Committee rejects MP Recall proposals

An important item of note concerning political and constitutional reform occurred this week in the United Kingdom.

This was the release of the Political and Constitutional Reform Committee’s report on the Government’s draft bill on Recall of MPs. Regular readers of this blog know that I am not a fan of recall – I think it is yet another measure designed to save voters from themselves – but even so, I had issues with the proposals the Government had put forward, and the Committee has largely agreed with me, essentially recommending that the Government simply drop plans for MP recall.

The Committee’s report comes in at an impressive 148 pages, but most of that is written evidence and other documentation received by the committee. As I had noted in my own critique of the Government’s draft proposals, the Committee noted that what the Government was proposing would do little to build public confidence in the political system. Indeed, because voters would not be able to initiate recall proceedings themselves, it might actually further undermine public confidence. There wasn’t really anything the committee liked about the Government’s proposals. The committee’s main concerns with the Government’s proposals are as follows:

  • With regards to for the purposes of the first  trigger of a custodial sentence of 12 months or less, the Government change its decision not to take account of the motivation of the MP in committing the offence.  One  possibility would be to enable the House itself to decide whether there should be an exemption from a recall petition in a particular instance because of the political nature of the crime.   The committee was particularly concerned with cases wherein an MP or group of MPs might be convicted for civil disobedience, for example.
  • With regards to a petition triggered by a resolution of the House of Commons, this too was problematic because the Government did not want to define what would constitute a “serious wrongdoing”. If these were limited to breaches of the Code of Conduct for MPs, this might not take into account actions or behaviour that the public would consider serious wrongdoings and worth of recall.
  • If a recall petition were launched, the Government proposes that it be in one central location for signing. The committee believes this too restrictive and would be a deterrent for voters in large constituencies, particularly rural ones. The Government should replace the requirement for a single designated location for signing the petition with arequirement for at least two and no more than four designated locations, and even send out signing sheets to those who are registered for postal voting.
  • The Committee also had reservations about the 10% threshold for a successful petition and recommended that if the Government takes  the steps the Committee recommended to make signing the petition easier—having several designated locations and those who have an extant postal vote automatically being sent a  postal signature sheet—it should raise thethreshold from 10% to at least 20%, which would represent a significant level of dissatisfaction with the sitting MP.

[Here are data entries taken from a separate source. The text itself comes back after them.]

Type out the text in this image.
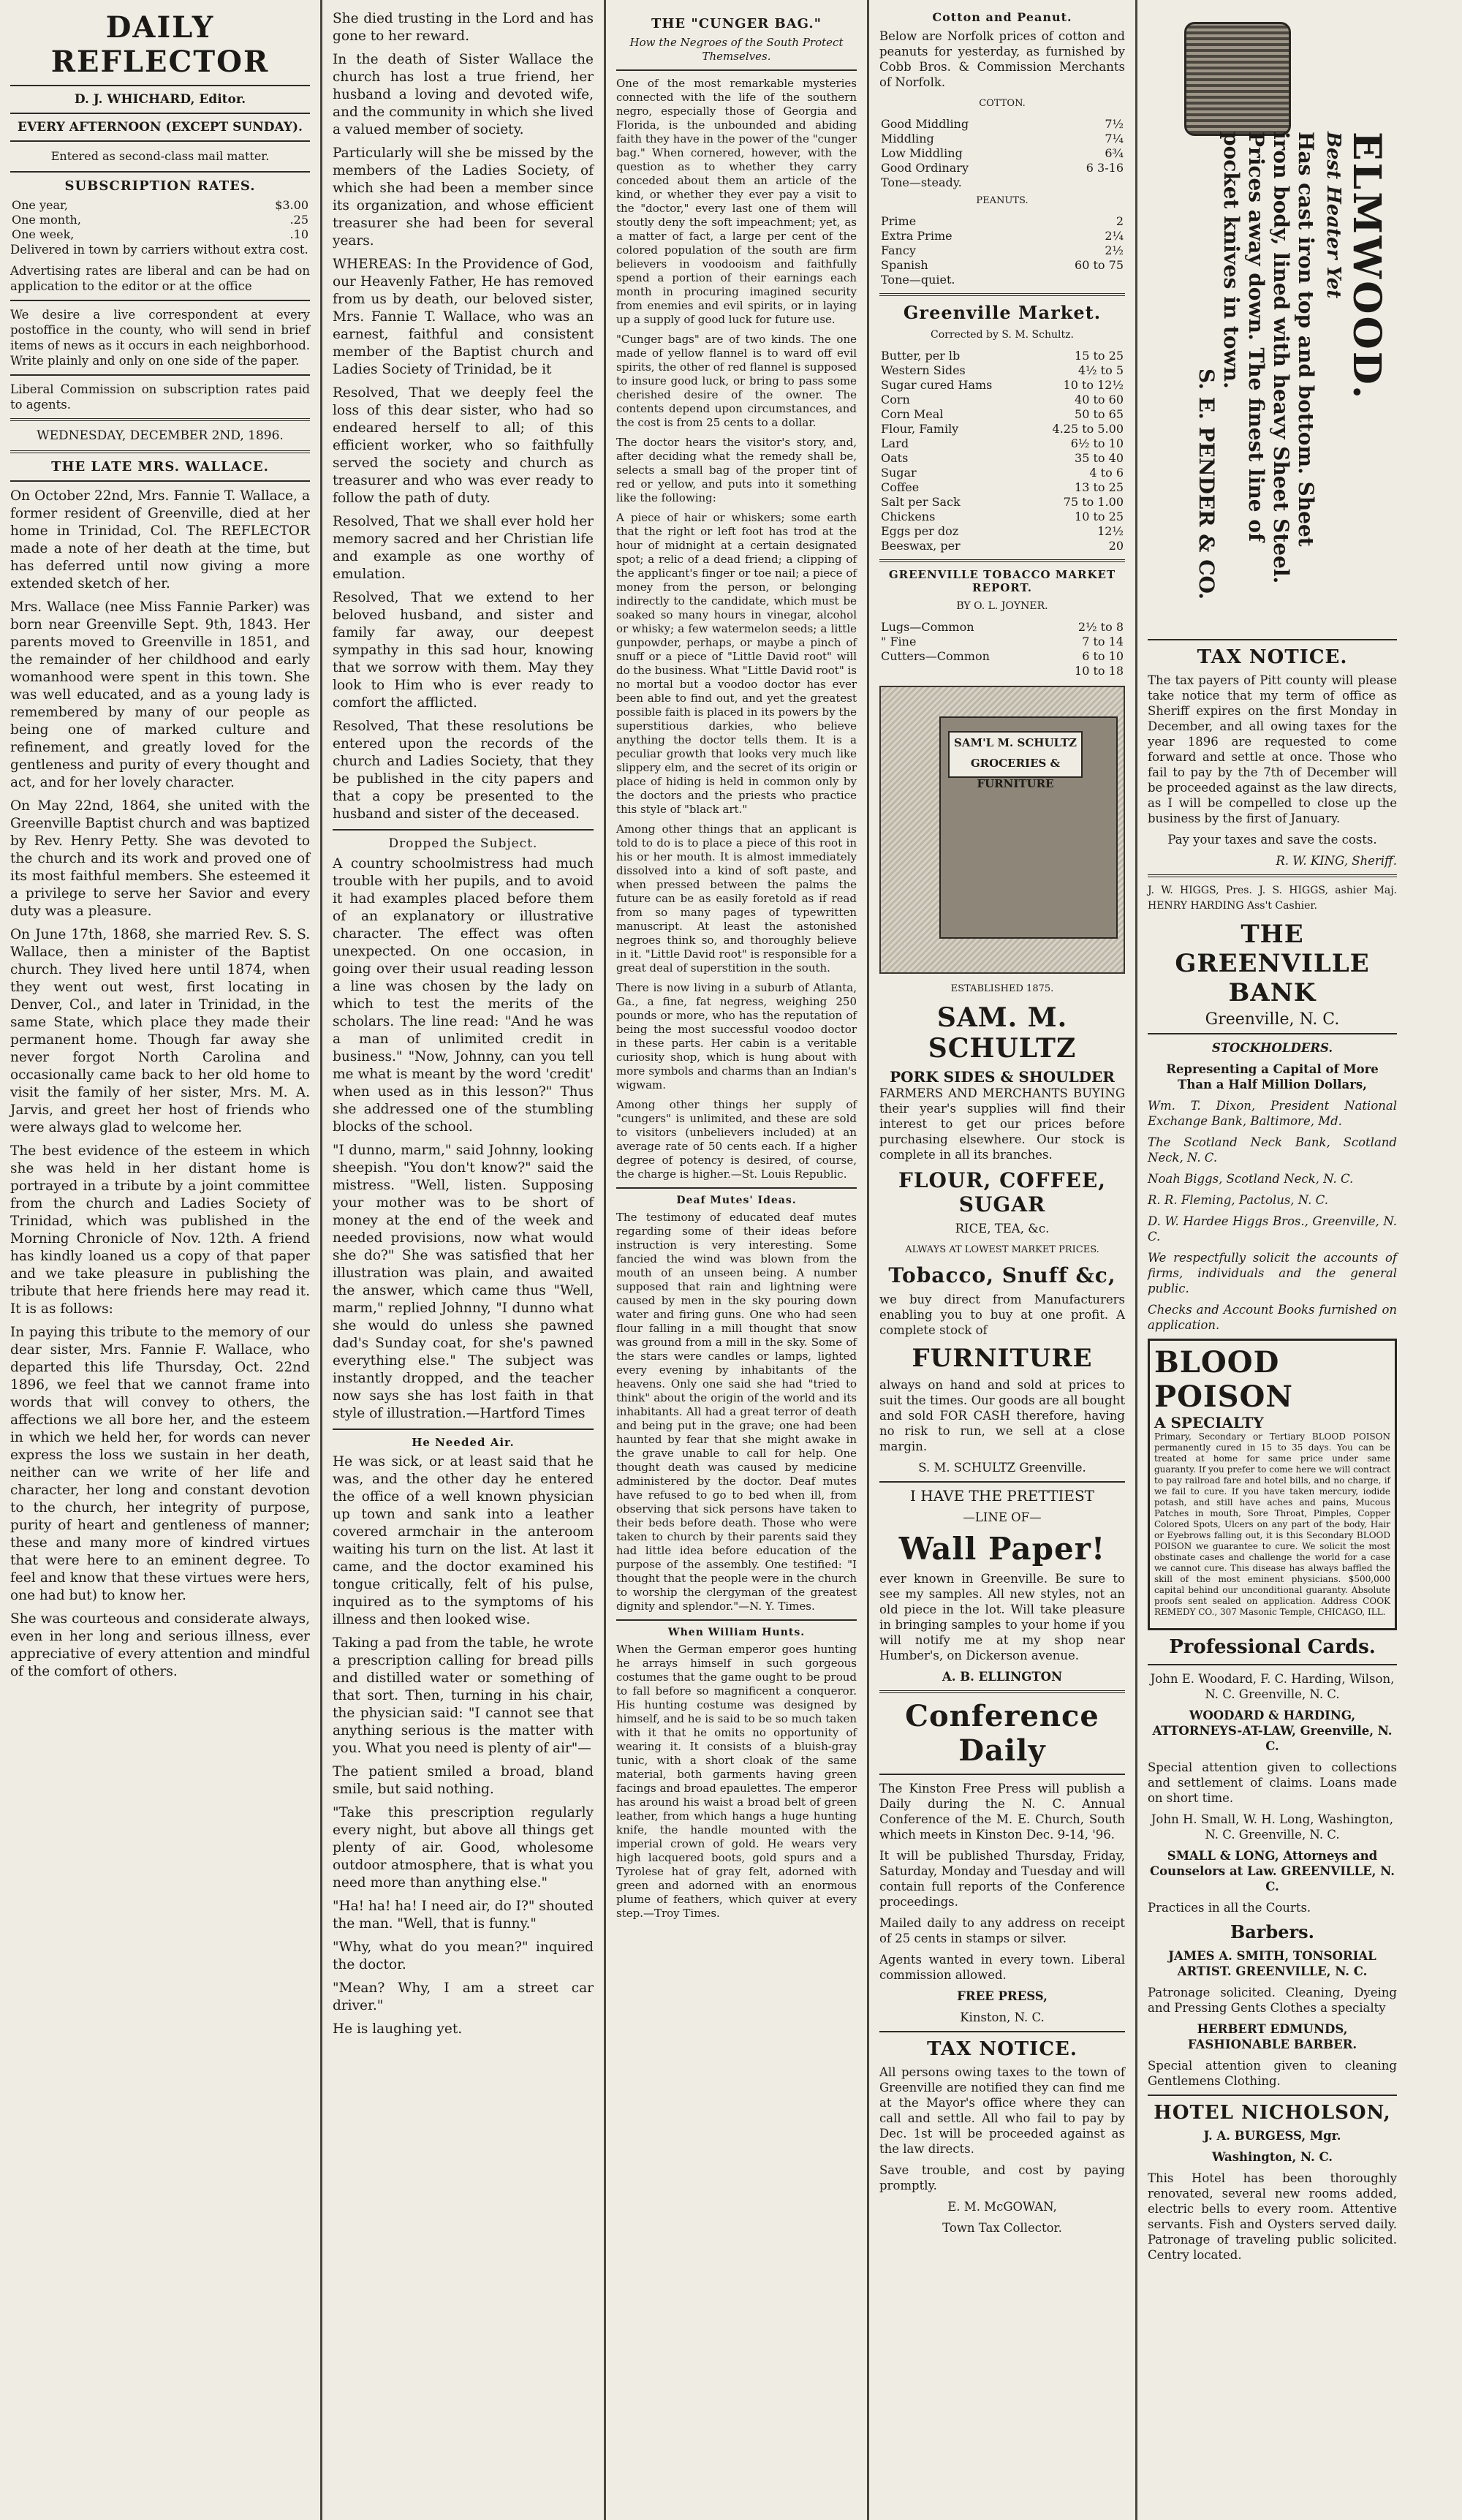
DAILY REFLECTOR
D. J. WHICHARD, Editor.
EVERY AFTERNOON (EXCEPT SUNDAY).

Entered as second-class mail matter.

SUBSCRIPTION RATES.
One year,	$3.00
One month,	.25
One week,	.10

Delivered in town by carriers without extra cost.

Advertising rates are liberal and can be had on application to the editor or at the office

We desire a live correspondent at every postoffice in the county, who will send in brief items of news as it occurs in each neighborhood. Write plainly and only on one side of the paper.

Liberal Commission on subscription rates paid to agents.

WEDNESDAY, DECEMBER 2ND, 1896.

THE LATE MRS. WALLACE.

On October 22nd, Mrs. Fannie T. Wallace, a former resident of Greenville, died at her home in Trinidad, Col. The REFLECTOR made a note of her death at the time, but has deferred until now giving a more extended sketch of her.

Mrs. Wallace (nee Miss Fannie Parker) was born near Greenville Sept. 9th, 1843. Her parents moved to Greenville in 1851, and the remainder of her childhood and early womanhood were spent in this town. She was well educated, and as a young lady is remembered by many of our people as being one of marked culture and refinement, and greatly loved for the gentleness and purity of every thought and act, and for her lovely character.

On May 22nd, 1864, she united with the Greenville Baptist church and was baptized by Rev. Henry Petty. She was devoted to the church and its work and proved one of its most faithful members. She esteemed it a privilege to serve her Savior and every duty was a pleasure.

On June 17th, 1868, she married Rev. S. S. Wallace, then a minister of the Baptist church. They lived here until 1874, when they went out west, first locating in Denver, Col., and later in Trinidad, in the same State, which place they made their permanent home. Though far away she never forgot North Carolina and occasionally came back to her old home to visit the family of her sister, Mrs. M. A. Jarvis, and greet her host of friends who were always glad to welcome her.

The best evidence of the esteem in which she was held in her distant home is portrayed in a tribute by a joint committee from the church and Ladies Society of Trinidad, which was published in the Morning Chronicle of Nov. 12th. A friend has kindly loaned us a copy of that paper and we take pleasure in publishing the tribute that here friends here may read it. It is as follows:

In paying this tribute to the memory of our dear sister, Mrs. Fannie F. Wallace, who departed this life Thursday, Oct. 22nd 1896, we feel that we cannot frame into words that will convey to others, the affections we all bore her, and the esteem in which we held her, for words can never express the loss we sustain in her death, neither can we write of her life and character, her long and constant devotion to the church, her integrity of purpose, purity of heart and gentleness of manner; these and many more of kindred virtues that were here to an eminent degree. To feel and know that these virtues were hers, one had but) to know her.

She was courteous and considerate always, even in her long and serious illness, ever appreciative of every attention and mindful of the comfort of others.

She died trusting in the Lord and has gone to her reward.

In the death of Sister Wallace the church has lost a true friend, her husband a loving and devoted wife, and the community in which she lived a valued member of society.

Particularly will she be missed by the members of the Ladies Society, of which she had been a member since its organization, and whose efficient treasurer she had been for several years.

WHEREAS: In the Providence of God, our Heavenly Father, He has removed from us by death, our beloved sister, Mrs. Fannie T. Wallace, who was an earnest, faithful and consistent member of the Baptist church and Ladies Society of Trinidad, be it

Resolved, That we deeply feel the loss of this dear sister, who had so endeared herself to all; of this efficient worker, who so faithfully served the society and church as treasurer and who was ever ready to follow the path of duty.

Resolved, That we shall ever hold her memory sacred and her Christian life and example as one worthy of emulation.

Resolved, That we extend to her beloved husband, and sister and family far away, our deepest sympathy in this sad hour, knowing that we sorrow with them. May they look to Him who is ever ready to comfort the afflicted.

Resolved, That these resolutions be entered upon the records of the church and Ladies Society, that they be published in the city papers and that a copy be presented to the husband and sister of the deceased.

Dropped the Subject.

A country schoolmistress had much trouble with her pupils, and to avoid it had examples placed before them of an explanatory or illustrative character. The effect was often unexpected. On one occasion, in going over their usual reading lesson a line was chosen by the lady on which to test the merits of the scholars. The line read: "And he was a man of unlimited credit in business." "Now, Johnny, can you tell me what is meant by the word 'credit' when used as in this lesson?" Thus she addressed one of the stumbling blocks of the school.

"I dunno, marm," said Johnny, looking sheepish. "You don't know?" said the mistress. "Well, listen. Supposing your mother was to be short of money at the end of the week and needed provisions, now what would she do?" She was satisfied that her illustration was plain, and awaited the answer, which came thus "Well, marm," replied Johnny, "I dunno what she would do unless she pawned dad's Sunday coat, for she's pawned everything else." The subject was instantly dropped, and the teacher now says she has lost faith in that style of illustration.—Hartford Times

He Needed Air.

He was sick, or at least said that he was, and the other day he entered the office of a well known physician up town and sank into a leather covered armchair in the anteroom waiting his turn on the list. At last it came, and the doctor examined his tongue critically, felt of his pulse, inquired as to the symptoms of his illness and then looked wise.

Taking a pad from the table, he wrote a prescription calling for bread pills and distilled water or something of that sort. Then, turning in his chair, the physician said: "I cannot see that anything serious is the matter with you. What you need is plenty of air"—

The patient smiled a broad, bland smile, but said nothing.

"Take this prescription regularly every night, but above all things get plenty of air. Good, wholesome outdoor atmosphere, that is what you need more than anything else."

"Ha! ha! ha! I need air, do I?" shouted the man. "Well, that is funny."

"Why, what do you mean?" inquired the doctor.

"Mean? Why, I am a street car driver."

He is laughing yet.

THE "CUNGER BAG."

How the Negroes of the South Protect Themselves.

One of the most remarkable mysteries connected with the life of the southern negro, especially those of Georgia and Florida, is the unbounded and abiding faith they have in the power of the "cunger bag." When cornered, however, with the question as to whether they carry conceded about them an article of the kind, or whether they ever pay a visit to the "doctor," every last one of them will stoutly deny the soft impeachment; yet, as a matter of fact, a large per cent of the colored population of the south are firm believers in voodooism and faithfully spend a portion of their earnings each month in procuring imagined security from enemies and evil spirits, or in laying up a supply of good luck for future use.

"Cunger bags" are of two kinds. The one made of yellow flannel is to ward off evil spirits, the other of red flannel is supposed to insure good luck, or bring to pass some cherished desire of the owner. The contents depend upon circumstances, and the cost is from 25 cents to a dollar.

The doctor hears the visitor's story, and, after deciding what the remedy shall be, selects a small bag of the proper tint of red or yellow, and puts into it something like the following:

A piece of hair or whiskers; some earth that the right or left foot has trod at the hour of midnight at a certain designated spot; a relic of a dead friend; a clipping of the applicant's finger or toe nail; a piece of money from the person, or belonging indirectly to the candidate, which must be soaked so many hours in vinegar, alcohol or whisky; a few watermelon seeds; a little gunpowder, perhaps, or maybe a pinch of snuff or a piece of "Little David root" will do the business. What "Little David root" is no mortal but a voodoo doctor has ever been able to find out, and yet the greatest possible faith is placed in its powers by the superstitious darkies, who believe anything the doctor tells them. It is a peculiar growth that looks very much like slippery elm, and the secret of its origin or place of hiding is held in common only by the doctors and the priests who practice this style of "black art."

Among other things that an applicant is told to do is to place a piece of this root in his or her mouth. It is almost immediately dissolved into a kind of soft paste, and when pressed between the palms the future can be as easily foretold as if read from so many pages of typewritten manuscript. At least the astonished negroes think so, and thoroughly believe in it. "Little David root" is responsible for a great deal of superstition in the south.

There is now living in a suburb of Atlanta, Ga., a fine, fat negress, weighing 250 pounds or more, who has the reputation of being the most successful voodoo doctor in these parts. Her cabin is a veritable curiosity shop, which is hung about with more symbols and charms than an Indian's wigwam.

Among other things her supply of "cungers" is unlimited, and these are sold to visitors (unbelievers included) at an average rate of 50 cents each. If a higher degree of potency is desired, of course, the charge is higher.—St. Louis Republic.

Deaf Mutes' Ideas.

The testimony of educated deaf mutes regarding some of their ideas before instruction is very interesting. Some fancied the wind was blown from the mouth of an unseen being. A number supposed that rain and lightning were caused by men in the sky pouring down water and firing guns. One who had seen flour falling in a mill thought that snow was ground from a mill in the sky. Some of the stars were candles or lamps, lighted every evening by inhabitants of the heavens. Only one said she had "tried to think" about the origin of the world and its inhabitants. All had a great terror of death and being put in the grave; one had been haunted by fear that she might awake in the grave unable to call for help. One thought death was caused by medicine administered by the doctor. Deaf mutes have refused to go to bed when ill, from observing that sick persons have taken to their beds before death. Those who were taken to church by their parents said they had little idea before education of the purpose of the assembly. One testified: "I thought that the people were in the church to worship the clergyman of the greatest dignity and splendor."—N. Y. Times.

When William Hunts.

When the German emperor goes hunting he arrays himself in such gorgeous costumes that the game ought to be proud to fall before so magnificent a conqueror. His hunting costume was designed by himself, and he is said to be so much taken with it that he omits no opportunity of wearing it. It consists of a bluish-gray tunic, with a short cloak of the same material, both garments having green facings and broad epaulettes. The emperor has around his waist a broad belt of green leather, from which hangs a huge hunting knife, the handle mounted with the imperial crown of gold. He wears very high lacquered boots, gold spurs and a Tyrolese hat of gray felt, adorned with green and adorned with an enormous plume of feathers, which quiver at every step.—Troy Times.

Cotton and Peanut.

Below are Norfolk prices of cotton and peanuts for yesterday, as furnished by Cobb Bros. & Commission Merchants of Norfolk.

COTTON.

Good Middling	7½
Middling	7¼
Low Middling	6¾
Good Ordinary	6 3-16
Tone—steady.	

PEANUTS.

Prime	2
Extra Prime	2¼
Fancy	2½
Spanish	60 to 75
Tone—quiet.	
Greenville Market.

Corrected by S. M. Schultz.

Butter, per lb	15 to 25
Western Sides	4½ to 5
Sugar cured Hams	10 to 12½
Corn	40 to 60
Corn Meal	50 to 65
Flour, Family	4.25 to 5.00
Lard	6½ to 10
Oats	35 to 40
Sugar	4 to 6
Coffee	13 to 25
Salt per Sack	75 to 1.00
Chickens	10 to 25
Eggs per doz	12½
Beeswax, per	20
GREENVILLE TOBACCO MARKET REPORT.

BY O. L. JOYNER.

Lugs—Common	2½ to 8
" Fine	7 to 14
Cutters—Common	6 to 10
	10 to 18
SAM'L M. SCHULTZ GROCERIES & FURNITURE

ESTABLISHED 1875.

SAM. M. SCHULTZ
PORK SIDES & SHOULDER

FARMERS AND MERCHANTS BUYING their year's supplies will find their interest to get our prices before purchasing elsewhere. Our stock is complete in all its branches.

FLOUR, COFFEE, SUGAR

RICE, TEA, &c.

ALWAYS AT LOWEST MARKET PRICES.

Tobacco, Snuff &c,

we buy direct from Manufacturers enabling you to buy at one profit. A complete stock of

FURNITURE

always on hand and sold at prices to suit the times. Our goods are all bought and sold FOR CASH therefore, having no risk to run, we sell at a close margin.

S. M. SCHULTZ Greenville.

I HAVE THE PRETTIEST

—LINE OF—

Wall Paper!

ever known in Greenville. Be sure to see my samples. All new styles, not an old piece in the lot. Will take pleasure in bringing samples to your home if you will notify me at my shop near Humber's, on Dickerson avenue.

A. B. ELLINGTON

Conference Daily

The Kinston Free Press will publish a Daily during the N. C. Annual Conference of the M. E. Church, South which meets in Kinston Dec. 9-14, '96.

It will be published Thursday, Friday, Saturday, Monday and Tuesday and will contain full reports of the Conference proceedings.

Mailed daily to any address on receipt of 25 cents in stamps or silver.

Agents wanted in every town. Liberal commission allowed.

FREE PRESS,

Kinston, N. C.

TAX NOTICE.

All persons owing taxes to the town of Greenville are notified they can find me at the Mayor's office where they can call and settle. All who fail to pay by Dec. 1st will be proceeded against as the law directs.

Save trouble, and cost by paying promptly.

E. M. McGOWAN,

Town Tax Collector.

ELMWOOD.
Best Heater Yet
Has cast iron top and bottom. Sheet iron body, lined with heavy Sheet Steel. Prices away down. The finest line of pocket knives in town.
S. E. PENDER & CO.
TAX NOTICE.

The tax payers of Pitt county will please take notice that my term of office as Sheriff expires on the first Monday in December, and all owing taxes for the year 1896 are requested to come forward and settle at once. Those who fail to pay by the 7th of December will be proceeded against as the law directs, as I will be compelled to close up the business by the first of January.

Pay your taxes and save the costs.

R. W. KING, Sheriff.

J. W. HIGGS, Pres. J. S. HIGGS, ashier Maj. HENRY HARDING Ass't Cashier.

THE GREENVILLE BANK

Greenville, N. C.

STOCKHOLDERS.

Representing a Capital of More Than a Half Million Dollars,

Wm. T. Dixon, President National Exchange Bank, Baltimore, Md.

The Scotland Neck Bank, Scotland Neck, N. C.

Noah Biggs, Scotland Neck, N. C.

R. R. Fleming, Pactolus, N. C.

D. W. Hardee Higgs Bros., Greenville, N. C.

We respectfully solicit the accounts of firms, individuals and the general public.

Checks and Account Books furnished on application.

BLOOD POISON
A SPECIALTY

Primary, Secondary or Tertiary BLOOD POISON permanently cured in 15 to 35 days. You can be treated at home for same price under same guaranty. If you prefer to come here we will contract to pay railroad fare and hotel bills, and no charge, if we fail to cure. If you have taken mercury, iodide potash, and still have aches and pains, Mucous Patches in mouth, Sore Throat, Pimples, Copper Colored Spots, Ulcers on any part of the body, Hair or Eyebrows falling out, it is this Secondary BLOOD POISON we guarantee to cure. We solicit the most obstinate cases and challenge the world for a case we cannot cure. This disease has always baffled the skill of the most eminent physicians. $500,000 capital behind our unconditional guaranty. Absolute proofs sent sealed on application. Address COOK REMEDY CO., 307 Masonic Temple, CHICAGO, ILL.

Professional Cards.

John E. Woodard, F. C. Harding, Wilson, N. C. Greenville, N. C.

WOODARD & HARDING, ATTORNEYS-AT-LAW, Greenville, N. C.

Special attention given to collections and settlement of claims. Loans made on short time.

John H. Small, W. H. Long, Washington, N. C. Greenville, N. C.

SMALL & LONG, Attorneys and Counselors at Law. GREENVILLE, N. C.

Practices in all the Courts.

Barbers.

JAMES A. SMITH, TONSORIAL ARTIST. GREENVILLE, N. C.

Patronage solicited. Cleaning, Dyeing and Pressing Gents Clothes a specialty

HERBERT EDMUNDS, FASHIONABLE BARBER.

Special attention given to cleaning Gentlemens Clothing.

HOTEL NICHOLSON,

J. A. BURGESS, Mgr.

Washington, N. C.

This Hotel has been thoroughly renovated, several new rooms added, electric bells to every room. Attentive servants. Fish and Oysters served daily. Patronage of traveling public solicited. Centry located.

While these are just some of the concerns the Committee has with the mechanics of the recall procedure as proposed, perhaps most damning was their verdict on the Government’s justification for recall (p. 26):

76. The Government has not made  the case for introducing recall.  We have not seen enough evidence to support the suggestion that it will increase public confidence in politics, and fear that the restricted form of recall proposed could even reduce confidence by creating expectations that are not fulfilled.  The aftermath of the expenses scandal has shown that MPs can be, and are, removed by current processes as quickly as they would be by recall.

The Committee noted that the majority of witnesses who gave evidence rejected the Government’s proposals. Witnesses fell into one of two camps: those who favoured total recall, and those who felt recall wasn’t at all necessary. Concerning the arguments in favour of total recall, the Committee noted some important concerns, such as MPs who have dual roles: local MP and cabinet minister.  With recall, there might be “a danger that Ministers might be less willing to make decisions in the long-term national interest if they feared that they could face a recall petition because their decision would be unpopular in the short term or unpopular locally.” (p. 27) Also, recall could be used against the person, when it was really the party and its policies that had upset voters:

There is not a single, clear job description for an MP and everyone will have their own idea about what behaviour constitutes being a “good MP”.  To an extent, individual MPs must decide for themselves what their job entails.  If their constituents disagree, they have an opportunity to vote for someone else at the next general election.  Differences of opinion about what constitutes the proper role of an MP should not be allowed to trigger recall petitions.

84. We believe that a system of full recall may deter MPs from taking decisions that are unpopular locally or unpopular in the short-term, but  which are in the long-term national interest.  It may also discourage them from taking on powerful interests, or expressing controversial or unusual opinions.  The Government argues that a recall mechanism should not leave MPs vulnerable to attack from those who simply disagree with them.  We agree.  For these reasons, we cannot support a system of full recall. (p. 28)

Ultimately, the Committee agreed with those who don’t think recall is necessary:

89. We do not believe that there is a gap in the House’s disciplinary procedures which needs to be filled by the introduction of  recall.  The House already has the power to expel Members who are guilty of serious wrongdoing.  This should be regarded as an active option; rather than a theoretical possibility.  We note that expulsion would not prevent the person concerned standing in the resulting by-election.   We recommend that the Government abandon  its plans to introduce a power of recall and use the parliamentary time this would free up to better effect. (p. 29)

I must say that I agree with the Committee’s recommendation that recall be abandoned. However, I urge you to read their report for yourself and come to your own conclusions.